Changing the subway hub

As I wrote, if/when the arena gets renamed, that obviously would change signage around the building and presumably would cause a change in the name of the adjacent subway hub, which was renamed Atlantic Av-Barclays Ctr after Forest City --remember, the arena builder, and original operator--bought naming rights for 20 years, matching the Barclays deal term.

It would then make sense to take the Barclays Center name off, but the Metropolitan Transportation Authority might be newly wary of adding a short-term private sponsor. Presumably the MTA would add a fee for all the revised signage and maps.

It's also possible that, just as the name Atlantic Yards has persisted for many, the name "Barclays Center" or, perhaps "New Name (formerly Barclays Center)" would persist.

A new trend: a charitable phrase, not a name

Consider the possibility of a new trend. As Bisnow reported 4/12/21, Following Jeff Bezos' Lead, David Beckham's Inter Miami Names Stadium After A Cause, Not A Company
On Friday, the soccer club and car dealer AutoNation announced a three-year deal that will rename the Fort Lauderdale facility DRV PNK Stadium, after AutoNation's ongoing charity commitment to fight cancer.
The inspiration: Seattle’s Climate Pledge Arena, with naming rights bought by the fabulously wealthy Amazon, whose fabulously wealthy founder Jeff Bezos said, "I don't need any more branding. What I need is to go save the planet."

Note that Amazon won't even have its name on the arena, while DRV PNK is associated with AutoNation.

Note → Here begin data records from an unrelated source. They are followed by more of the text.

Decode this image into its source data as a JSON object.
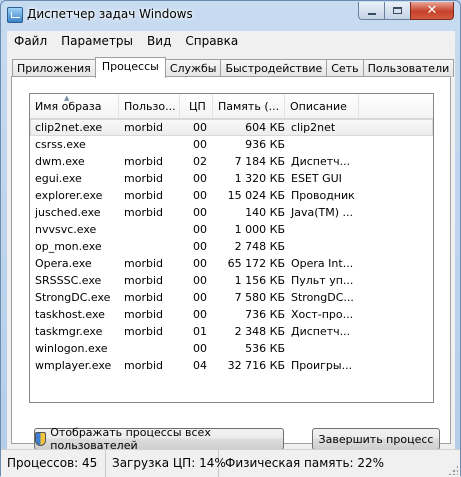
{
  "window": {
    "title": "Диспетчер задач Windows"
  },
  "menu": [
    "Файл",
    "Параметры",
    "Вид",
    "Справка"
  ],
  "tabs": [
    {
      "label": "Приложения",
      "active": false
    },
    {
      "label": "Процессы",
      "active": true
    },
    {
      "label": "Службы",
      "active": false
    },
    {
      "label": "Быстродействие",
      "active": false
    },
    {
      "label": "Сеть",
      "active": false
    },
    {
      "label": "Пользователи",
      "active": false
    }
  ],
  "table": {
    "columns": [
      "Имя образа",
      "Пользо...",
      "ЦП",
      "Память (...",
      "Описание"
    ],
    "rows": [
      {
        "name": "clip2net.exe",
        "user": "morbid",
        "cpu": "00",
        "mem": "604 КБ",
        "desc": "clip2net",
        "selected": true
      },
      {
        "name": "csrss.exe",
        "user": "",
        "cpu": "00",
        "mem": "936 КБ",
        "desc": ""
      },
      {
        "name": "dwm.exe",
        "user": "morbid",
        "cpu": "02",
        "mem": "7 184 КБ",
        "desc": "Диспетч..."
      },
      {
        "name": "egui.exe",
        "user": "morbid",
        "cpu": "00",
        "mem": "1 320 КБ",
        "desc": "ESET GUI"
      },
      {
        "name": "explorer.exe",
        "user": "morbid",
        "cpu": "00",
        "mem": "15 024 КБ",
        "desc": "Проводник"
      },
      {
        "name": "jusched.exe",
        "user": "morbid",
        "cpu": "00",
        "mem": "140 КБ",
        "desc": "Java(TM) ..."
      },
      {
        "name": "nvvsvc.exe",
        "user": "",
        "cpu": "00",
        "mem": "1 000 КБ",
        "desc": ""
      },
      {
        "name": "op_mon.exe",
        "user": "",
        "cpu": "00",
        "mem": "2 748 КБ",
        "desc": ""
      },
      {
        "name": "Opera.exe",
        "user": "morbid",
        "cpu": "00",
        "mem": "65 172 КБ",
        "desc": "Opera Int..."
      },
      {
        "name": "SRSSSC.exe",
        "user": "morbid",
        "cpu": "00",
        "mem": "1 156 КБ",
        "desc": "Пульт уп..."
      },
      {
        "name": "StrongDC.exe",
        "user": "morbid",
        "cpu": "00",
        "mem": "7 580 КБ",
        "desc": "StrongDC..."
      },
      {
        "name": "taskhost.exe",
        "user": "morbid",
        "cpu": "00",
        "mem": "736 КБ",
        "desc": "Хост-про..."
      },
      {
        "name": "taskmgr.exe",
        "user": "morbid",
        "cpu": "01",
        "mem": "2 348 КБ",
        "desc": "Диспетч..."
      },
      {
        "name": "winlogon.exe",
        "user": "",
        "cpu": "00",
        "mem": "536 КБ",
        "desc": ""
      },
      {
        "name": "wmplayer.exe",
        "user": "morbid",
        "cpu": "04",
        "mem": "32 716 КБ",
        "desc": "Проигры..."
      }
    ]
  },
  "buttons": {
    "show_all": "Отображать процессы всех пользователей",
    "end_process": "Завершить процесс"
  },
  "status": {
    "processes": "Процессов: 45",
    "cpu": "Загрузка ЦП: 14%",
    "memory": "Физическая память: 22%"
  },
  "icons": {
    "app": "taskmgr-icon",
    "shield": "uac-shield-icon",
    "sort": "sort-ascending-icon"
  }
}
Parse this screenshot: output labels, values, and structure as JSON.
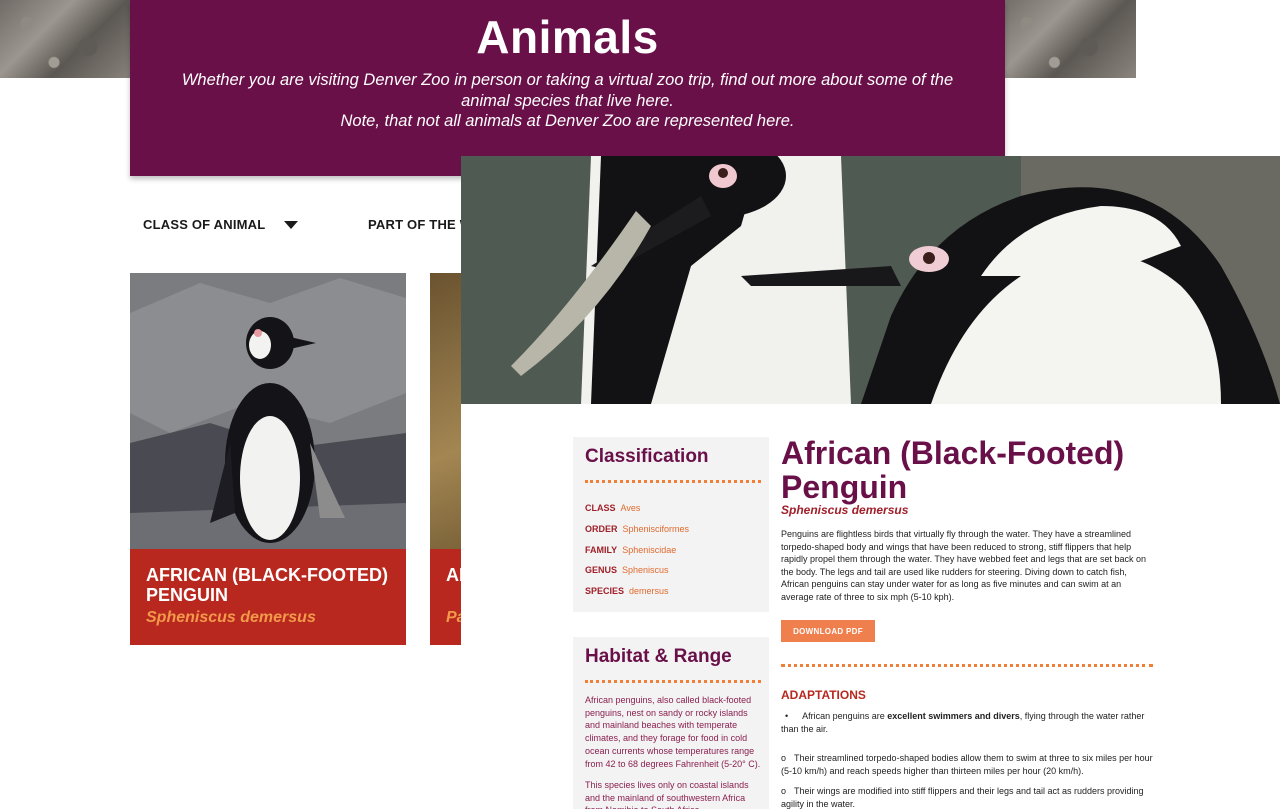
{
  "header": {
    "title": "Animals",
    "subtitle_line1": "Whether you are visiting Denver Zoo in person or taking a virtual zoo trip, find out more about some of the",
    "subtitle_line2": "animal species that live here.",
    "subtitle_line3": "Note, that not all animals at Denver Zoo are represented here."
  },
  "filters": [
    {
      "label": "CLASS OF ANIMAL"
    },
    {
      "label": "PART OF THE W"
    }
  ],
  "cards": [
    {
      "name": "AFRICAN (BLACK-FOOTED) PENGUIN",
      "scientific": "Spheniscus demersus"
    },
    {
      "name": "AF",
      "scientific": "Pa"
    }
  ],
  "detail": {
    "classification": {
      "heading": "Classification",
      "rows": [
        {
          "label": "CLASS",
          "value": "Aves"
        },
        {
          "label": "ORDER",
          "value": "Sphenisciformes"
        },
        {
          "label": "FAMILY",
          "value": "Spheniscidae"
        },
        {
          "label": "GENUS",
          "value": "Spheniscus"
        },
        {
          "label": "SPECIES",
          "value": "demersus"
        }
      ]
    },
    "habitat": {
      "heading": "Habitat & Range",
      "para1": "African penguins, also called black-footed penguins, nest on sandy or rocky islands and mainland beaches with temperate climates, and they forage for food in cold ocean currents whose temperatures range from 42 to 68 degrees Fahrenheit (5-20° C).",
      "para2": "This species lives only on coastal islands and the mainland of southwestern Africa from Namibia to South Africa."
    },
    "title": "African (Black-Footed) Penguin",
    "scientific": "Spheniscus demersus",
    "description": "Penguins are flightless birds that virtually fly through the water. They have a streamlined torpedo-shaped body and wings that have been reduced to strong, stiff flippers that help rapidly propel them through the water. They have webbed feet and legs that are set back on the body. The legs and tail are used like rudders for steering. Diving down to catch fish, African penguins can stay under water for as long as five minutes and can swim at an average rate of three to six mph (5-10 kph).",
    "download_label": "DOWNLOAD PDF",
    "adaptations_heading": "ADAPTATIONS",
    "adaptations": {
      "a1_bullet": "•",
      "a1_pre": "African penguins are ",
      "a1_bold": "excellent swimmers and divers",
      "a1_post": ", flying through the water rather than the air.",
      "a2_marker": "o",
      "a2_text": "Their streamlined torpedo-shaped bodies allow them to swim at three to six miles per hour (5-10 km/h) and reach speeds higher than thirteen miles per hour (20 km/h).",
      "a3_marker": "o",
      "a3_text": "Their wings are modified into stiff flippers and their legs and tail act as rudders providing agility in the water."
    }
  },
  "colors": {
    "header_bg": "#6a1049",
    "card_caption_bg": "#b8281f",
    "accent_orange": "#f07f37",
    "scientific_red": "#a01f2a"
  },
  "icons": {
    "filter_caret": "caret-down-icon"
  }
}
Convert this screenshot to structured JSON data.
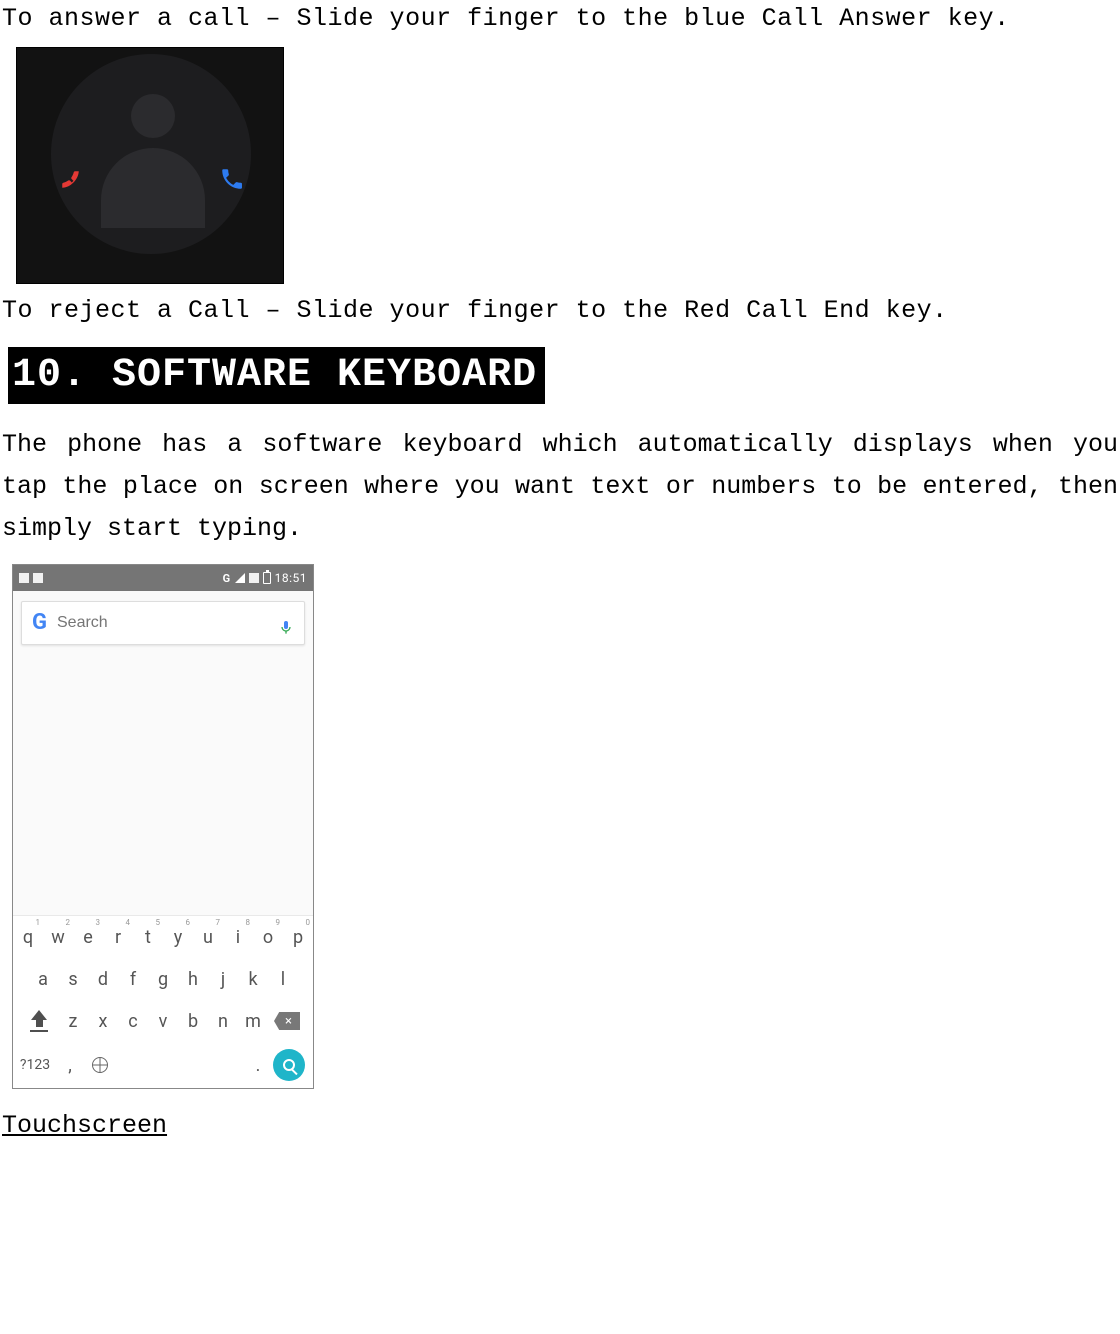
{
  "instructions": {
    "answer": "To answer a call – Slide your finger to the blue Call Answer key.",
    "reject": "To reject a Call – Slide your finger to the Red Call End key."
  },
  "section": {
    "number": "10.",
    "title": "SOFTWARE KEYBOARD",
    "heading_full": "10. SOFTWARE KEYBOARD"
  },
  "paragraph": "The phone has a software keyboard which automatically displays when you tap the place on screen where you want text or numbers to be entered, then simply start typing.",
  "phone": {
    "statusbar": {
      "net": "G",
      "time": "18:51"
    },
    "search": {
      "placeholder": "Search"
    },
    "keyboard": {
      "row1": [
        {
          "k": "q",
          "h": "1"
        },
        {
          "k": "w",
          "h": "2"
        },
        {
          "k": "e",
          "h": "3"
        },
        {
          "k": "r",
          "h": "4"
        },
        {
          "k": "t",
          "h": "5"
        },
        {
          "k": "y",
          "h": "6"
        },
        {
          "k": "u",
          "h": "7"
        },
        {
          "k": "i",
          "h": "8"
        },
        {
          "k": "o",
          "h": "9"
        },
        {
          "k": "p",
          "h": "0"
        }
      ],
      "row2": [
        "a",
        "s",
        "d",
        "f",
        "g",
        "h",
        "j",
        "k",
        "l"
      ],
      "row3": [
        "z",
        "x",
        "c",
        "v",
        "b",
        "n",
        "m"
      ],
      "sym": "?123",
      "comma": ",",
      "dot": "."
    }
  },
  "subheading": "Touchscreen"
}
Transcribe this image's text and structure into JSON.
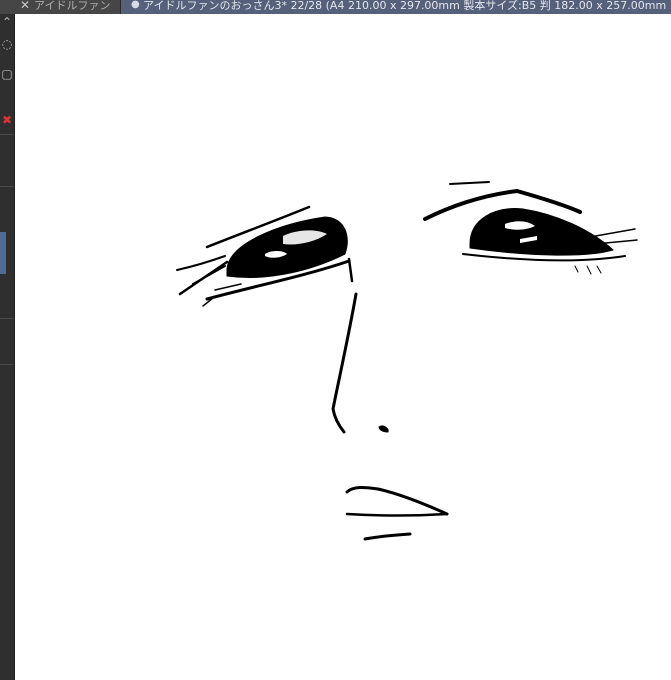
{
  "tabs": [
    {
      "label": "アイドルファン",
      "active": false,
      "close_glyph": "✕"
    },
    {
      "label": "アイドルファンのおっさん3* 22/28 (A4 210.00 x 297.00mm 製本サイズ:B5 判 182.00 x 257.00mm",
      "active": true,
      "modified_glyph": "●"
    }
  ],
  "colors": {
    "tabbar_bg": "#3a3a3a",
    "active_tab_bg": "#55607a",
    "toolbar_bg": "#2f2f2f",
    "canvas_bg": "#ffffff",
    "ink": "#000000",
    "selected_tool": "#4f6d94"
  },
  "tools": [
    {
      "icon": "chevron-up-down-icon",
      "glyph": "⌃"
    },
    {
      "icon": "lasso-icon",
      "glyph": "◌"
    },
    {
      "icon": "bucket-icon",
      "glyph": "▢"
    },
    {
      "icon": "eraser-icon",
      "glyph": "✖"
    }
  ]
}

So presumably other such deals might mix civic-spiritedness and charitable branding associated with a company.

And in Brooklyn?

Could there be, as I mused last year, a Jackie Robinson Arena in Brooklyn sponsored by a company? It's not out of the question.

As I wrote, academic Amanda Boston, who studies gentrification and Black Brooklyn, had some critical comments, suggesting that policy was more important than symbols. "In his final years, Jackie Robinson rejected the use of his legacy as a veneer for the racial inequality that pervaded sports and U.S. society more broadly," she commented on Twitter. "Renaming the Barclays Center -- of all places -- after him would do just that."

"Honor Jackie Robinson by making it easier for Black, poor, and other marginalized folks to secure quality affordable housing in Brooklyn," she added. "Or maybe start by making baseball more accessible to low-income Black youth (hello?!)."

I don't disagree, but the question is whether having there's any room for an arena like the Barclays Center to take on more of a civic purpose or whether it would be inevitably co-opted. 

If Robinson's name were added in some way, it couldn't--could it?--simply serve as a veneer for corporate branding or recount a deceptively simple story of racial progress. It would have to not only describe his important symbolic role, but also the disillusion about American racism that he expressed.